While I don’t think we’re past COVID yet, I think we’re hopefully on the right track…  Hopefully one day soon this will all be behind us, and we’ll all keep a mask as a memento in our closets.  The masks will serve as a reminder to take nothing for granted; this will especially be true as we all return to a life post-COVID, which will involve in-person events and a life where we don’t have to worry every time someone within 6 feet of us sneezes. 

ANDY HIGGINS

CEO, IFG

“In the grape and cherry breeding world, IFG looks ahead at least 20 years to predict future trends in the fresh market. From there, we determine which of those we would like to encourage or discourage in our future variety breeding endeavors. COVID-19, of course, changed these trends and has forced many to shift course. One result of COVID-19 that is here to stay is online shopping. It provides the convenience and flexibility that many consumers now require.
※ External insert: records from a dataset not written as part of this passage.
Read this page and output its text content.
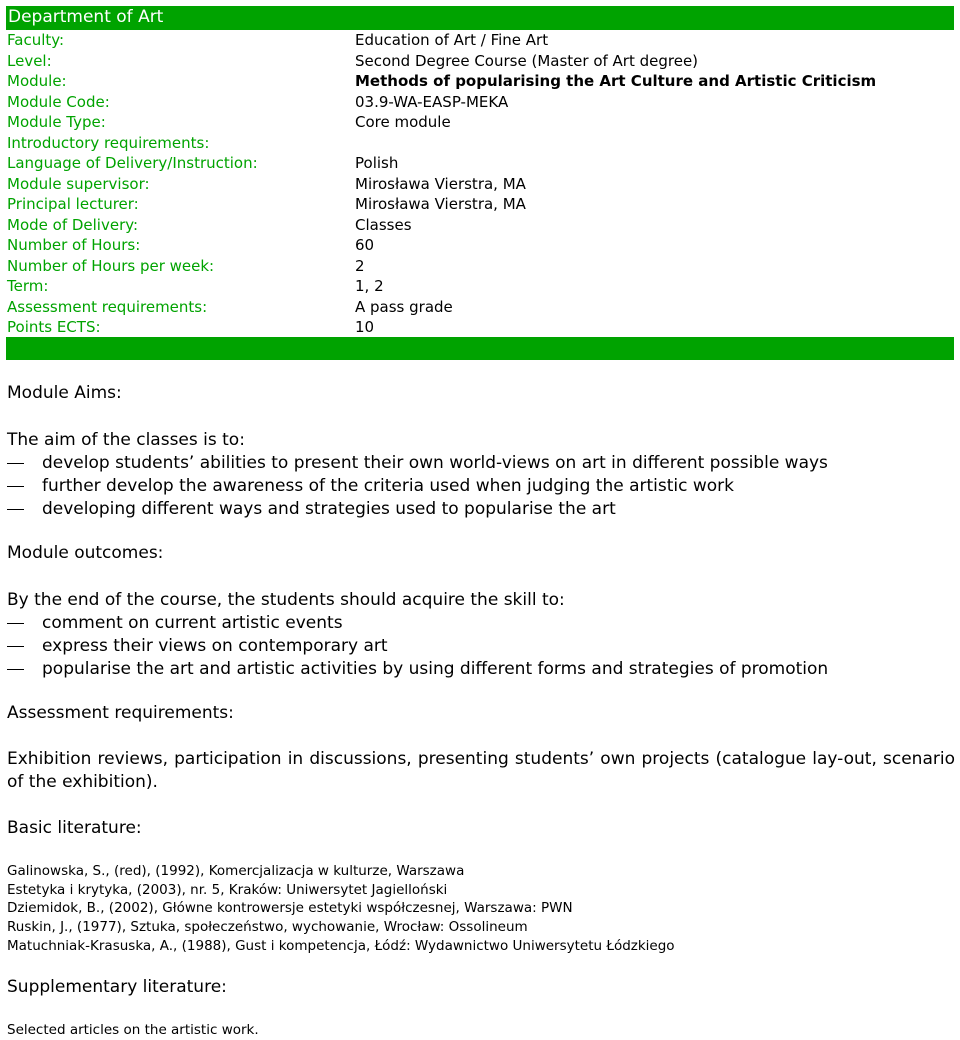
Department of Art
Faculty:	Education of Art / Fine Art
Level:	Second Degree Course (Master of Art degree)
Module:	Methods of popularising the Art Culture and Artistic Criticism
Module Code:	03.9-WA-EASP-MEKA
Module Type:	Core module
Introductory requirements:
Language of Delivery/Instruction:	Polish
Module supervisor:	Mirosława Vierstra, MA
Principal lecturer:	Mirosława Vierstra, MA
Mode of Delivery:	Classes
Number of Hours:	60
Number of Hours per week:	2
Term:	1, 2
Assessment requirements:	A pass grade
Points ECTS:	10
Module Aims:
The aim of the classes is to:
develop students’ abilities to present their own world-views on art in different possible ways
further develop the awareness of the criteria used when judging the artistic work
developing different ways and strategies used to popularise the art
Module outcomes:
By the end of the course, the students should acquire the skill to:
comment on current artistic events
express their views on contemporary art
popularise the art and artistic activities by using different forms and strategies of promotion
Assessment requirements:
Exhibition reviews, participation in discussions, presenting students’ own projects (catalogue lay-out, scenario of the exhibition).
Basic literature:
Galinowska, S., (red), (1992), Komercjalizacja w kulturze, Warszawa
Estetyka i krytyka, (2003), nr. 5, Kraków: Uniwersytet Jagielloński
Dziemidok, B., (2002), Główne kontrowersje estetyki współczesnej, Warszawa: PWN
Ruskin, J., (1977), Sztuka, społeczeństwo, wychowanie, Wrocław: Ossolineum
Matuchniak-Krasuska, A., (1988), Gust i kompetencja, Łódź: Wydawnictwo Uniwersytetu Łódzkiego
Supplementary literature:
Selected articles on the artistic work.
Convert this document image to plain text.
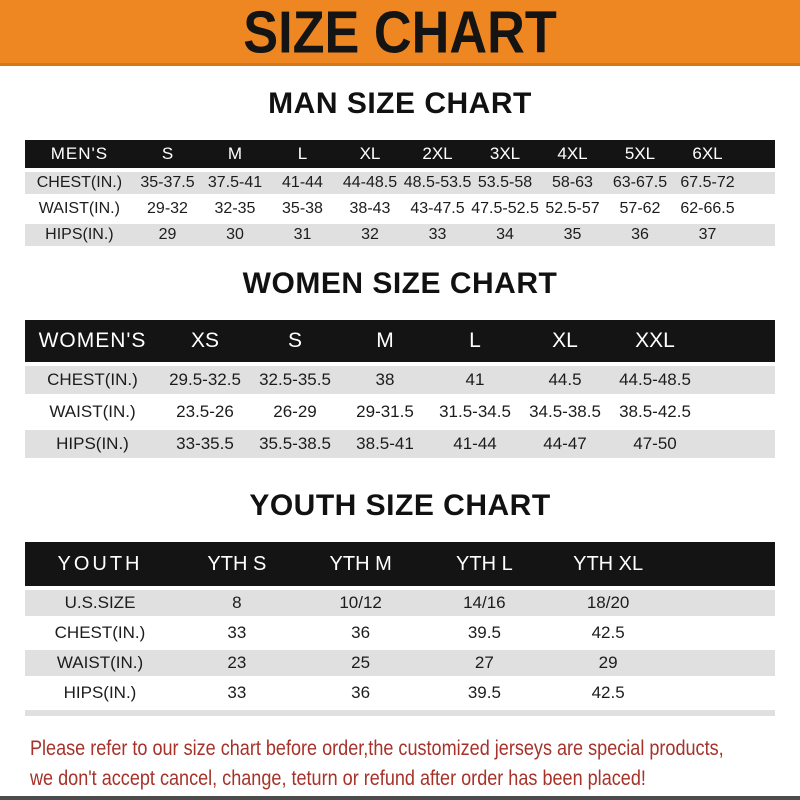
SIZE CHART
MAN SIZE CHART
MEN'S	S	M	L	XL	2XL	3XL	4XL	5XL	6XL	
CHEST(IN.)	35-37.5	37.5-41	41-44	44-48.5	48.5-53.5	53.5-58	58-63	63-67.5	67.5-72	
WAIST(IN.)	29-32	32-35	35-38	38-43	43-47.5	47.5-52.5	52.5-57	57-62	62-66.5	
HIPS(IN.)	29	30	31	32	33	34	35	36	37	
WOMEN SIZE CHART
WOMEN'S	XS	S	M	L	XL	XXL	
CHEST(IN.)	29.5-32.5	32.5-35.5	38	41	44.5	44.5-48.5	
WAIST(IN.)	23.5-26	26-29	29-31.5	31.5-34.5	34.5-38.5	38.5-42.5	
HIPS(IN.)	33-35.5	35.5-38.5	38.5-41	41-44	44-47	47-50	
YOUTH SIZE CHART
YOUTH	YTH S	YTH M	YTH L	YTH XL	
U.S.SIZE	8	10/12	14/16	18/20	
CHEST(IN.)	33	36	39.5	42.5	
WAIST(IN.)	23	25	27	29	
HIPS(IN.)	33	36	39.5	42.5	
Please refer to our size chart before order,the customized jerseys are special products,
we don't accept cancel, change, teturn or refund after order has been placed!
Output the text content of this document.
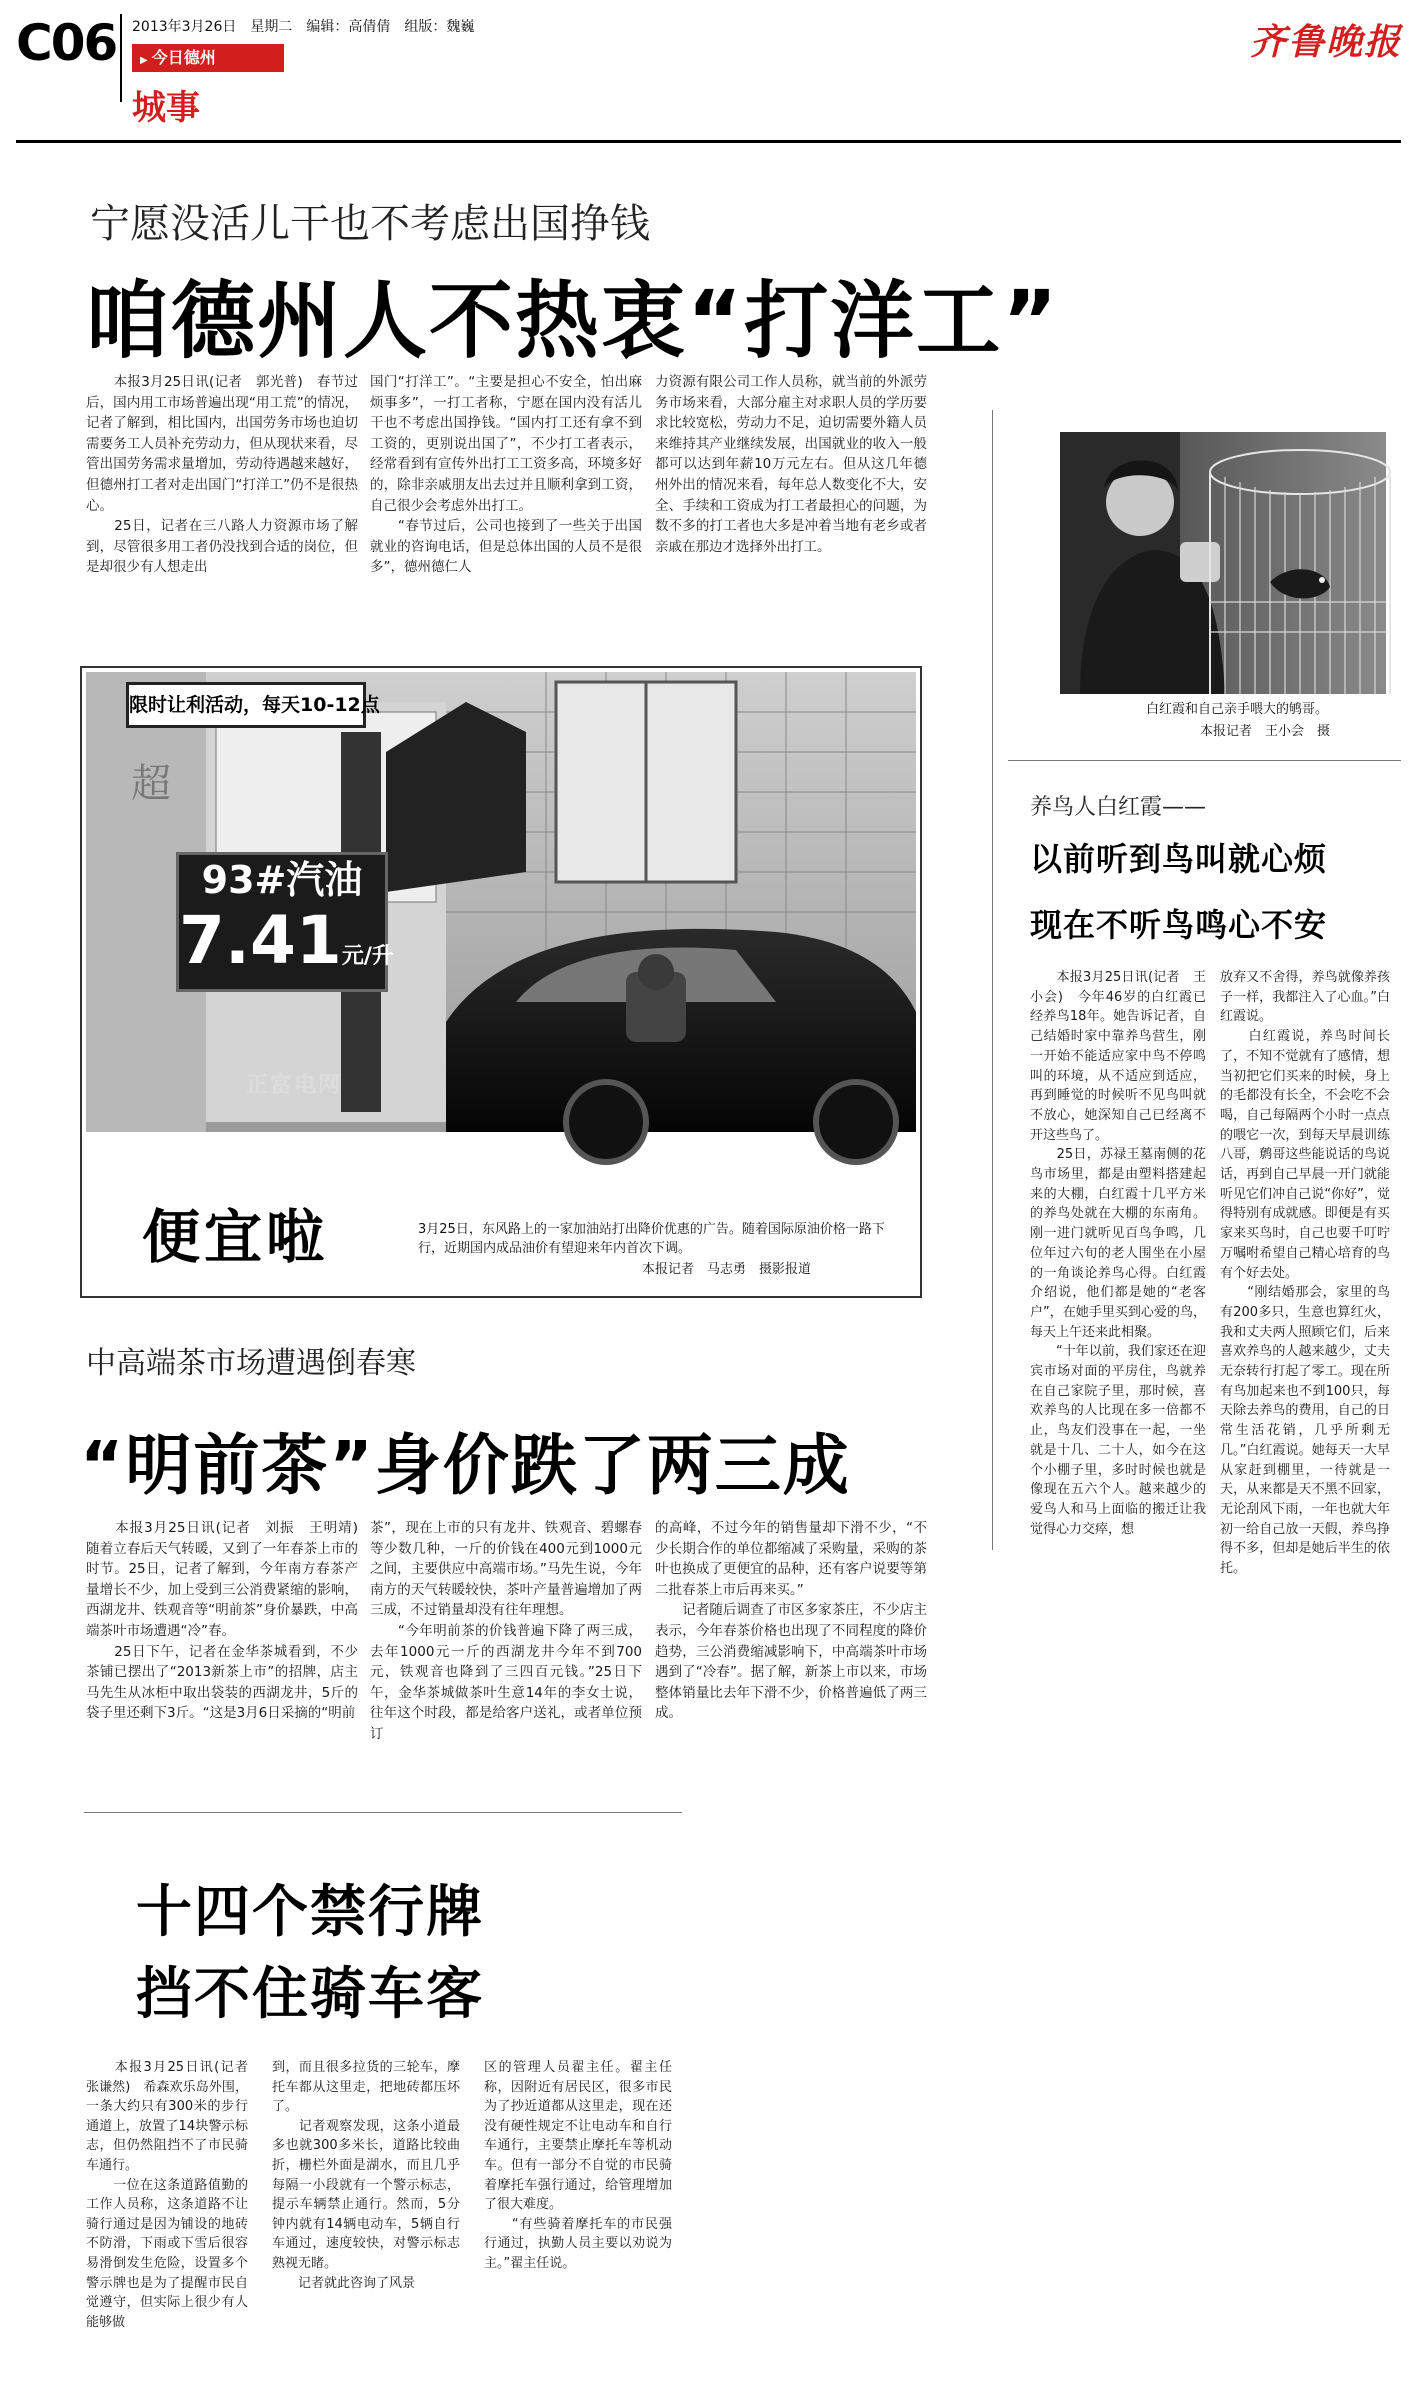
C06 2013年3月26日　星期二　编辑：高倩倩　组版：魏巍
▶ 今日德州
城事
齐鲁晚报
宁愿没活儿干也不考虑出国挣钱
咱德州人不热衷“打洋工”
　　本报3月25日讯(记者　郭光普)　春节过后，国内用工市场普遍出现“用工荒”的情况，记者了解到，相比国内，出国劳务市场也迫切需要务工人员补充劳动力，但从现状来看，尽管出国劳务需求量增加，劳动待遇越来越好，但德州打工者对走出国门“打洋工”仍不是很热心。
　　25日，记者在三八路人力资源市场了解到，尽管很多用工者仍没找到合适的岗位，但是却很少有人想走出
国门“打洋工”。“主要是担心不安全，怕出麻烦事多”，一打工者称，宁愿在国内没有活儿干也不考虑出国挣钱。“国内打工还有拿不到工资的，更别说出国了”，不少打工者表示，经常看到有宣传外出打工工资多高，环境多好的，除非亲戚朋友出去过并且顺利拿到工资，自己很少会考虑外出打工。
　　“春节过后，公司也接到了一些关于出国就业的咨询电话，但是总体出国的人员不是很多”，德州德仁人
力资源有限公司工作人员称，就当前的外派劳务市场来看，大部分雇主对求职人员的学历要求比较宽松，劳动力不足，迫切需要外籍人员来维持其产业继续发展，出国就业的收入一般都可以达到年薪10万元左右。但从这几年德州外出的情况来看，每年总人数变化不大，安全、手续和工资成为打工者最担心的问题，为数不多的打工者也大多是冲着当地有老乡或者亲戚在那边才选择外出打工。
限时让利活动，每天10-12点
超
93#汽油
7.41元/升
正富电网
便宜啦	3月25日，东风路上的一家加油站打出降价优惠的广告。随着国际原油价格一路下行，近期国内成品油价有望迎来年内首次下调。
本报记者　马志勇　摄影报道
白红霞和自己亲手喂大的鸲哥。
本报记者　王小会　摄
养鸟人白红霞——
以前听到鸟叫就心烦
现在不听鸟鸣心不安
　　本报3月25日讯(记者　王小会)　今年46岁的白红霞已经养鸟18年。她告诉记者，自己结婚时家中靠养鸟营生，刚一开始不能适应家中鸟不停鸣叫的环境，从不适应到适应，再到睡觉的时候听不见鸟叫就不放心，她深知自己已经离不开这些鸟了。
　　25日，苏禄王墓南侧的花鸟市场里，都是由塑料搭建起来的大棚，白红霞十几平方米的养鸟处就在大棚的东南角。刚一进门就听见百鸟争鸣，几位年过六旬的老人围坐在小屋的一角谈论养鸟心得。白红霞介绍说，他们都是她的“老客户”，在她手里买到心爱的鸟，每天上午还来此相聚。
　　“十年以前，我们家还在迎宾市场对面的平房住，鸟就养在自己家院子里，那时候，喜欢养鸟的人比现在多一倍都不止，鸟友们没事在一起，一坐就是十几、二十人，如今在这个小棚子里，多时时候也就是像现在五六个人。越来越少的爱鸟人和马上面临的搬迁让我觉得心力交瘁，想
放弃又不舍得，养鸟就像养孩子一样，我都注入了心血。”白红霞说。
　　白红霞说，养鸟时间长了，不知不觉就有了感情，想当初把它们买来的时候，身上的毛都没有长全，不会吃不会喝，自己每隔两个小时一点点的喂它一次，到每天早晨训练八哥，鹩哥这些能说话的鸟说话，再到自己早晨一开门就能听见它们冲自己说“你好”，觉得特别有成就感。即便是有买家来买鸟时，自己也要千叮咛万嘱咐希望自己精心培育的鸟有个好去处。
　　“刚结婚那会，家里的鸟有200多只，生意也算红火，我和丈夫两人照顾它们，后来喜欢养鸟的人越来越少，丈夫无奈转行打起了零工。现在所有鸟加起来也不到100只，每天除去养鸟的费用，自己的日常生活花销，几乎所剩无几。”白红霞说。她每天一大早从家赶到棚里，一待就是一天，从来都是天不黑不回家，无论刮风下雨，一年也就大年初一给自己放一天假，养鸟挣得不多，但却是她后半生的依托。
中高端茶市场遭遇倒春寒
“明前茶”身价跌了两三成
　　本报3月25日讯(记者　刘振　王明靖)　随着立春后天气转暖，又到了一年春茶上市的时节。25日，记者了解到，今年南方春茶产量增长不少，加上受到三公消费紧缩的影响，西湖龙井、铁观音等“明前茶”身价暴跌，中高端茶叶市场遭遇“冷”春。
　　25日下午，记者在金华茶城看到，不少茶铺已摆出了“2013新茶上市”的招牌，店主马先生从冰柜中取出袋装的西湖龙井，5斤的袋子里还剩下3斤。“这是3月6日采摘的“明前
茶”，现在上市的只有龙井、铁观音、碧螺春等少数几种，一斤的价钱在400元到1000元之间，主要供应中高端市场。”马先生说，今年南方的天气转暖较快，茶叶产量普遍增加了两三成，不过销量却没有往年理想。
　　“今年明前茶的价钱普遍下降了两三成，去年1000元一斤的西湖龙井今年不到700元，铁观音也降到了三四百元钱。”25日下午，金华茶城做茶叶生意14年的李女士说，往年这个时段，都是给客户送礼，或者单位预订
的高峰，不过今年的销售量却下滑不少，“不少长期合作的单位都缩减了采购量，采购的茶叶也换成了更便宜的品种，还有客户说要等第二批春茶上市后再来买。”
　　记者随后调查了市区多家茶庄，不少店主表示，今年春茶价格也出现了不同程度的降价趋势，三公消费缩减影响下，中高端茶叶市场遇到了“冷春”。据了解，新茶上市以来，市场整体销量比去年下滑不少，价格普遍低了两三成。
十四个禁行牌
挡不住骑车客
　　本报3月25日讯(记者　张谦然)　希森欢乐岛外围，一条大约只有300米的步行通道上，放置了14块警示标志，但仍然阻挡不了市民骑车通行。
　　一位在这条道路值勤的工作人员称，这条道路不让骑行通过是因为铺设的地砖不防滑，下雨或下雪后很容易滑倒发生危险，设置多个警示牌也是为了提醒市民自觉遵守，但实际上很少有人能够做
到，而且很多拉货的三轮车，摩托车都从这里走，把地砖都压坏了。
　　记者观察发现，这条小道最多也就300多米长，道路比较曲折，栅栏外面是湖水，而且几乎每隔一小段就有一个警示标志，提示车辆禁止通行。然而，5分钟内就有14辆电动车，5辆自行车通过，速度较快，对警示标志熟视无睹。
　　记者就此咨询了风景
区的管理人员翟主任。翟主任称，因附近有居民区，很多市民为了抄近道都从这里走，现在还没有硬性规定不让电动车和自行车通行，主要禁止摩托车等机动车。但有一部分不自觉的市民骑着摩托车强行通过，给管理增加了很大难度。
　　“有些骑着摩托车的市民强行通过，执勤人员主要以劝说为主。”翟主任说。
Food safety through handling has always been important to consumers but is now paramount as consumers want to ensure their health. With the closure of restaurants in 2020, many consumers shifted to cooking more at home and focusing on healthier options. I see this focus on healthier eating options as being permanent.

COVID has also changed the world of transport and logistics. The shipping costs are double, and it is more challenging than ever to find containers or flights that can ensure that fresh foods will arrive in time. Labor availability is an issue right now, whether it be a lack of workers or labor strikes such as those in the United Kingdom or China, causing delays in ports. These delays affect fresh foods in a much more detrimental way than, say, toys or clothing. We are in the worst of it now and are optimistic that this is temporary.

The global pandemic has changed the world of fresh foods, and I don’t foresee a reversal to pre-pandemic protocols. One of the most significant changes to come is that of food safety and certifications. It’s always been essential, but as mentioned regarding consumers’ food safety concerns, I see it moving to the forefront for producers and retailers. Also, the logistical issues have made it clear that growers need to invest more in local resources to provide the same services as before the pandemic.”